J Lyn Entrikin, ‘Family Secrets and Relational Privacy: Protecting Not-So-Personal, Sensitive Information from Public Disclosure’

ABSTRACT
This Article seeks to map contemporary relational privacy issues in the context of the evolving ‘right of privacy’ in the United States. Generally, the Article explains why the so-called ‘personal’ right of informational privacy, whatever its legal foundations, cannot be realistically confined to an individual right given the dramatic scientific and technological developments in the twenty-first century. In particular, the Article proposes that both state and federal law must grapple with the inherently relational nature of privacy interests with respect to DNA profiles, which inherently implicate the privacy interests of one’s biological relatives, whether known or unknown.
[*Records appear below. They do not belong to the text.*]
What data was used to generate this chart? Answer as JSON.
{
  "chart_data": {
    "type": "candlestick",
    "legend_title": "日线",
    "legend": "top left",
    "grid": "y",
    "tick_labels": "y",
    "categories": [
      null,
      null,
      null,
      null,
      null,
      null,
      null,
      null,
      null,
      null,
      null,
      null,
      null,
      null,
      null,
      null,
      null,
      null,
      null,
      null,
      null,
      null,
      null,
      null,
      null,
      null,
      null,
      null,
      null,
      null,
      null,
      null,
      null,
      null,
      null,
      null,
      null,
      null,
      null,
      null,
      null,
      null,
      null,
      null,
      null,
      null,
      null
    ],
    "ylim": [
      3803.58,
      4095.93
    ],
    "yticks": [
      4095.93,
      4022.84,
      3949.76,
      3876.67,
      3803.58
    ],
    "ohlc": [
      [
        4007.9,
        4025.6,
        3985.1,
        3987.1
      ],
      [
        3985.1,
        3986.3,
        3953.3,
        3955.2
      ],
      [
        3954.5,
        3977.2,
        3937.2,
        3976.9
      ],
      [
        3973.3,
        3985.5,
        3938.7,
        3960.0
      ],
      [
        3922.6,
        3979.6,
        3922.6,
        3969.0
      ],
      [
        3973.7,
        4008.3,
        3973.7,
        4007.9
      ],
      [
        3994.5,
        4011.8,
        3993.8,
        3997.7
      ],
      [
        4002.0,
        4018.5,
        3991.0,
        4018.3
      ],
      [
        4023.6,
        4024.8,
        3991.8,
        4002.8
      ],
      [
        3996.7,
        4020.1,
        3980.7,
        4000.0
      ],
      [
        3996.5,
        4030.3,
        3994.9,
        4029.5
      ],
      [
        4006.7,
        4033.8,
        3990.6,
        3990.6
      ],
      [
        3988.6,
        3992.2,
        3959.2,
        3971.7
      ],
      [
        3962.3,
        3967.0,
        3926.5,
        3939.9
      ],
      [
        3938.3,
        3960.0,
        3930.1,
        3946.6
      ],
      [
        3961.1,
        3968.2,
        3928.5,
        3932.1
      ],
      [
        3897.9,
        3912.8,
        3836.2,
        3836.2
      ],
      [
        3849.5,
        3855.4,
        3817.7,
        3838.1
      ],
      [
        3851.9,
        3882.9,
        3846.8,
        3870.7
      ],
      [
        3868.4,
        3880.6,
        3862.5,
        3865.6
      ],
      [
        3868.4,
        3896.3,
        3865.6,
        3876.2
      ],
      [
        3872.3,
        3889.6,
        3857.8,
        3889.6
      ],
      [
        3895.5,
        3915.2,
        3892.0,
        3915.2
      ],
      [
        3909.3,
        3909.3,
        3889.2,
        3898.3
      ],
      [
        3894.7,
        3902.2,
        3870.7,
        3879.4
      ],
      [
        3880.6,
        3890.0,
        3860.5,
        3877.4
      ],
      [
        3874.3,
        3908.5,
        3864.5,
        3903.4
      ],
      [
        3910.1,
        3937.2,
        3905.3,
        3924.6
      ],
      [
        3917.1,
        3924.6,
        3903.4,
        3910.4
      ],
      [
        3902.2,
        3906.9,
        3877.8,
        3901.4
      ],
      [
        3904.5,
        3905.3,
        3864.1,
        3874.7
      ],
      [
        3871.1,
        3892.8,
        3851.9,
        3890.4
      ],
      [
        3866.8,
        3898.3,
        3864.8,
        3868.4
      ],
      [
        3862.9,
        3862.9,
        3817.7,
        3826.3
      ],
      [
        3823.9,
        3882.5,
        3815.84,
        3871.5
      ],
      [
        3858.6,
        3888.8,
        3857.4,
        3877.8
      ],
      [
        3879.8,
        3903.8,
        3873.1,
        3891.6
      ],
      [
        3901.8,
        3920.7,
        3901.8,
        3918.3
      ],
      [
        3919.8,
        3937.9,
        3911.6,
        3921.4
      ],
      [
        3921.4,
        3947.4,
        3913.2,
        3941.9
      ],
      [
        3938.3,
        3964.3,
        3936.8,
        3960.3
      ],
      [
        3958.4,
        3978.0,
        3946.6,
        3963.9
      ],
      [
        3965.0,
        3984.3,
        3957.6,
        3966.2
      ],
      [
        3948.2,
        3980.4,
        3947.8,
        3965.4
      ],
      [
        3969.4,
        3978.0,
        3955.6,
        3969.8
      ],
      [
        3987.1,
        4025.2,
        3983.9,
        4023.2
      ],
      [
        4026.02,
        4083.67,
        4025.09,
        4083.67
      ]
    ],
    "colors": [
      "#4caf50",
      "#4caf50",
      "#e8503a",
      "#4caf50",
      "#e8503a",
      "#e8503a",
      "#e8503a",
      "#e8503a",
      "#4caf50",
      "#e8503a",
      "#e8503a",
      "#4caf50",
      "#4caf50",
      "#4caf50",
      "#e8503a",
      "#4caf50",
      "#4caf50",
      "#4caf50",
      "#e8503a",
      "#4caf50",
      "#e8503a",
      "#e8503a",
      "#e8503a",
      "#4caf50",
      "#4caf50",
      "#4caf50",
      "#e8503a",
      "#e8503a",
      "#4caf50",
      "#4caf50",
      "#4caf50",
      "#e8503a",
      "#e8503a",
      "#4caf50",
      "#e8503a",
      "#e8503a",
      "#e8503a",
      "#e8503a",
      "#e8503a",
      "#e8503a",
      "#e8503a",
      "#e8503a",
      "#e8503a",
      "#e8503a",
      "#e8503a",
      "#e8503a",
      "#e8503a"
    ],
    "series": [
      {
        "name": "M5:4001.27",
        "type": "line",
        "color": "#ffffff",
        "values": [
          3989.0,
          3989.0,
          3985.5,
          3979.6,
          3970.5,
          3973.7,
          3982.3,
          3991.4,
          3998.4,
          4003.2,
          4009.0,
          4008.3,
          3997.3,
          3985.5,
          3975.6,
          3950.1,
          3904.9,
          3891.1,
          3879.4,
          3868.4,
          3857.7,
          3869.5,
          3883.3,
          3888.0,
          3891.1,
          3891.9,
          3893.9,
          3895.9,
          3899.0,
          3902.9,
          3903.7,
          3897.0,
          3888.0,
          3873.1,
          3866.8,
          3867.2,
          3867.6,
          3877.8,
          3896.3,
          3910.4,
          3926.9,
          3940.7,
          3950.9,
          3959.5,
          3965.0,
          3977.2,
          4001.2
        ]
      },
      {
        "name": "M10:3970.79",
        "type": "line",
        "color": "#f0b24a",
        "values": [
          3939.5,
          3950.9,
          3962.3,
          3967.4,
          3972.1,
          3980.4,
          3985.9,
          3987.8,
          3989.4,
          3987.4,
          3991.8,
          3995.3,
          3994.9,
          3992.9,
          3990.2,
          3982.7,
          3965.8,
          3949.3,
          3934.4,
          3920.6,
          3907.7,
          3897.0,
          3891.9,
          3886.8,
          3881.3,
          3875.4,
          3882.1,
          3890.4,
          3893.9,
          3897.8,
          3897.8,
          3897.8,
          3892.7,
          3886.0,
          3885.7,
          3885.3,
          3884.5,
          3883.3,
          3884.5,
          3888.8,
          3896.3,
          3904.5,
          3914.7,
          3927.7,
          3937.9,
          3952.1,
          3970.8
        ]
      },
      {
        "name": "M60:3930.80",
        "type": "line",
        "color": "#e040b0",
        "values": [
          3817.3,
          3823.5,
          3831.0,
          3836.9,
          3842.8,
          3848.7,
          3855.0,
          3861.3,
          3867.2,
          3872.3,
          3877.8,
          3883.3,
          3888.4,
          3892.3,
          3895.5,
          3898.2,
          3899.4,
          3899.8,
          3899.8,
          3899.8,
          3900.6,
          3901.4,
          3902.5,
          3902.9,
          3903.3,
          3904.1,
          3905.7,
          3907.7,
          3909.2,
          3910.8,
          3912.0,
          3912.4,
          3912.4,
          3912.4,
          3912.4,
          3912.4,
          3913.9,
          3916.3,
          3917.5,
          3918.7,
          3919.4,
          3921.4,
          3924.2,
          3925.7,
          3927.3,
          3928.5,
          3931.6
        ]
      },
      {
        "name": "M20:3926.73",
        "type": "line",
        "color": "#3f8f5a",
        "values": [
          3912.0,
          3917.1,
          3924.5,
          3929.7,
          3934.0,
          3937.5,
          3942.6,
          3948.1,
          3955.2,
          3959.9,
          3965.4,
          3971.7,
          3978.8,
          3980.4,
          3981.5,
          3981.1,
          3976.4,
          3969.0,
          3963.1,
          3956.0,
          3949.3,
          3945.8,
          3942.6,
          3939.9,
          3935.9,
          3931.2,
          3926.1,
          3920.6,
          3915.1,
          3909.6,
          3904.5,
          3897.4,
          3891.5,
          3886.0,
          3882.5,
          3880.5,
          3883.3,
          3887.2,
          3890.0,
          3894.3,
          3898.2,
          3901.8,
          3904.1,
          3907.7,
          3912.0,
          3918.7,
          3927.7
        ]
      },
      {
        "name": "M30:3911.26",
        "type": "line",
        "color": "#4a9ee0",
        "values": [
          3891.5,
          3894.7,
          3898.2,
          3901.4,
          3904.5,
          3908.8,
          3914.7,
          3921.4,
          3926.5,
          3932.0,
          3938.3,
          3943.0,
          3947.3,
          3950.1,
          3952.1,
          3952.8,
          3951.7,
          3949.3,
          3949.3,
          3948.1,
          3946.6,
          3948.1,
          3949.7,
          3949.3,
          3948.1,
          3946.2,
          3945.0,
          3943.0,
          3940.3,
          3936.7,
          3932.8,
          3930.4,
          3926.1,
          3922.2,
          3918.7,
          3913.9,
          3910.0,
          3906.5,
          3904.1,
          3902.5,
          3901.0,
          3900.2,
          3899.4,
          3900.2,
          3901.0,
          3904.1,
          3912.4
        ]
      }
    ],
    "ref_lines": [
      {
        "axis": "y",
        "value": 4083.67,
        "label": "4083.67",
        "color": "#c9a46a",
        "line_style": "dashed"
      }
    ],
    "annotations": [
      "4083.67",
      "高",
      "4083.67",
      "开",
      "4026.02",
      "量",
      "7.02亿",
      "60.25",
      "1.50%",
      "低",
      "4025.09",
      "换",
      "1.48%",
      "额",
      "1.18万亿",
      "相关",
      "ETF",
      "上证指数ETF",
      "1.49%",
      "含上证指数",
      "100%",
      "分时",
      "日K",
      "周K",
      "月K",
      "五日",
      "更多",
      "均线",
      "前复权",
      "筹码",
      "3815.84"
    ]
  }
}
Part I summarizes the historical development of the right of privacy in the United States, as well as its relational aspects that predate recognition of the ‘personal’ right of privacy. Part II explores the early recognition of the relational aspects of tortious invasion of privacy. Part III addresses the nature and scope of  ‘personal privacy’ interests expressly recognized in federal statutes regulating freedom of information and privacy with respect to public records. Part IV explains the constitutional foundations of the American right of privacy, including the conceptual relationship between informational privacy and autonomous decision-making privacy. Part V discusses relational privacy interests in the context of DNA databanks, whether used for criminal investigations or genealogical research. The Article concludes by conceptualizing the ever-expanding American right of privacy to encompass at least close family members whose privacy may be implicated when sensitive information about a relative is at risk of public disclosure without family members’ knowledge or consent.

J Lyn Entrikin, Family Secrets and Relational Privacy: Protecting Not-So-Personal, Sensitive Information from Public Disclosure, 74 University of Miami Law Review 781 (2020).